No apartamento do lado, meu vizinho arrisca umas melodias doces no violão, uma letra que diz que “o vento vai dizer, lento, o que virá”. E a chuva cai. A chuva vai. A chuva leva embora o tédio que me habita vez ou outra num domingo de sempre qualquer. A chuva lava a sujeira que acumula ali no canto. Da varanda, uma estrela me sorri, solitária. Feliz, do jeito dela.
As notas correm, soltinhas, dando risadinhas leves da minha cara de boba. As cordas vão se alternando em sincronia. As letras despertam uma garota-mulher adormecida no meio da estrada depois de um desencontro, um dos tantos caminhos por onde se perdeu, por aí, sei lá onde. A melodia me fala do que já sei. Mas, vez em quando, pareço esquecer. Hoje, sei de novo. Amanhã, talvez esqueça. E o ciclo vai se repetindo em lembretes rabiscados na agenda. O vento sopra e brinca de vai-e-vem, fazendo um carinho aqui e acolá. Fala de um tal tédio que se foi e deixou a porta entreaberta. Chove lá fora e aqui dentro, o sol, prontinho-prontinho, já quer nascer de novo. Pra outro dia. Claro. Pra outra vez. Mais uma vez. Pra outro amor, quem sabe. De verdade.

Comentários

Fer Castro disse…
Um texto calminho, meigo e apaixonante. Adorei a forma tão sensível como você escreve. Cheguei para retribuir a visita, tô ficando! Beijo!
Unknown disse…
Que doce, gostoso de ler, o tempo passou na leitura e nem vi! Muito bom!
Mafê Probst disse…
Rotinas. Domingos. Amores-perfeitos. Quem sabe?

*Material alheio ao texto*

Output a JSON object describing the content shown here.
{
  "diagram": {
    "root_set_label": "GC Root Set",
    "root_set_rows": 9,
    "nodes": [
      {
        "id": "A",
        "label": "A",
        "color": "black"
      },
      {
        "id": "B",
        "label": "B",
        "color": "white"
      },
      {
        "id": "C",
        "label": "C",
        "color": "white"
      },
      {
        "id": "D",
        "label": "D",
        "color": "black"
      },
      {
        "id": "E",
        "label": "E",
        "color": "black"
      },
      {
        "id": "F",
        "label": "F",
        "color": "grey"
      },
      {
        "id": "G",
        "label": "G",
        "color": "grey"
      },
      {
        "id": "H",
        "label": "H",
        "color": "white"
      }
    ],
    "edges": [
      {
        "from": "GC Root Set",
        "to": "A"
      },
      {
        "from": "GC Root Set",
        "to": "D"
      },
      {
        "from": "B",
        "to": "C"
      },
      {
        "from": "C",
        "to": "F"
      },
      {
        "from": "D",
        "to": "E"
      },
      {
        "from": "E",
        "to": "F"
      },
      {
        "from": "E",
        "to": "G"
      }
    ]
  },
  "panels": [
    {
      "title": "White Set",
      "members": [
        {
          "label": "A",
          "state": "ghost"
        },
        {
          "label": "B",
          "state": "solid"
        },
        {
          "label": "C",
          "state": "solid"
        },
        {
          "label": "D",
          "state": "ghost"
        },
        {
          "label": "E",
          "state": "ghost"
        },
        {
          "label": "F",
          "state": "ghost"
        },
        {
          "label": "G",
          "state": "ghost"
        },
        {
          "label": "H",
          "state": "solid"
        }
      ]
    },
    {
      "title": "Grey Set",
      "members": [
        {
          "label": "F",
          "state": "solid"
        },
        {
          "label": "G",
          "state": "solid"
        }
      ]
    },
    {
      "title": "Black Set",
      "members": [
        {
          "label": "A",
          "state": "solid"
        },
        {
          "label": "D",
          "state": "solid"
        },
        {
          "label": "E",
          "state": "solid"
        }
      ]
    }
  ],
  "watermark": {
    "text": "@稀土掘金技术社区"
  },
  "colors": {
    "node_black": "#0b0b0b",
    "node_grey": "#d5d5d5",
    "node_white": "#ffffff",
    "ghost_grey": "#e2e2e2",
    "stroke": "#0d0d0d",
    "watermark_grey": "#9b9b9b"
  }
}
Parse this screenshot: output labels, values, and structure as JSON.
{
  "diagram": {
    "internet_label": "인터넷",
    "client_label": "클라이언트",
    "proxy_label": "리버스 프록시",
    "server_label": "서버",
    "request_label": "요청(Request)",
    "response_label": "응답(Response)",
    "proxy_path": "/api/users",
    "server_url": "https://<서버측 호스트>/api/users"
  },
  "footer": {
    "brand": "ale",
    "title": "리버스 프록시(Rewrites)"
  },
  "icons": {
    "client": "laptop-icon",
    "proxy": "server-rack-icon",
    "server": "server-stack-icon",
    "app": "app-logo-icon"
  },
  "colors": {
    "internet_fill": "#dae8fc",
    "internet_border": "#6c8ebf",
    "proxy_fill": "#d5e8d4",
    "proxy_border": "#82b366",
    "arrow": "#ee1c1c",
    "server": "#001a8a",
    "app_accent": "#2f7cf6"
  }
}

PS: lindo-divino-uó o teu layout, só como sempre.
Simone Oliveira disse…
Aaah, Diogo! Obrigada pela visita.. Mas por que não disse que vinha? Tinha dado uma "arrumada" na casa! rs

Beijos
Simone Oliveira disse…
Tédios nossos...
MF, sério? Vou dormir feliz, hoje! rs

Beijocas
Loize Carol disse…
Ao menos esse tédio, serve para que rabisque palavras mansas.
Sinceramente, desejo que estes tédios de domingo, continuem a te perseguir. ;*
O tédio acumula e dissimula. O púlpito da alma saboreia a alternância das sensações. Tanto que vai e vem. Tanto que vem e fica. Quantas coisas que surgem no tédio. Quantos caminhos aparecem na possibilidade de refletir, de se deixar levar pelo braço firme das escolhas. Tédio nosso que surge para desbaratinar. Tédio nosso que flui para nos aquecer. E para lembrar que podemos, a poesia, encontrar.

Simone, seu texto me preencheu com uma ternura sem igual. Que delicadeza o modo de escrever. Senti os sentimentos escorrendo dos dedos como se fossem folhas flutuando e dispersando pelo ar, de tão sutil derrame. A leitura flui de forma mágica. É o texto que por vezes parece nos ler, e não o contrário. Coisa linda tu és. Você escreve com o coração. E adoro isso...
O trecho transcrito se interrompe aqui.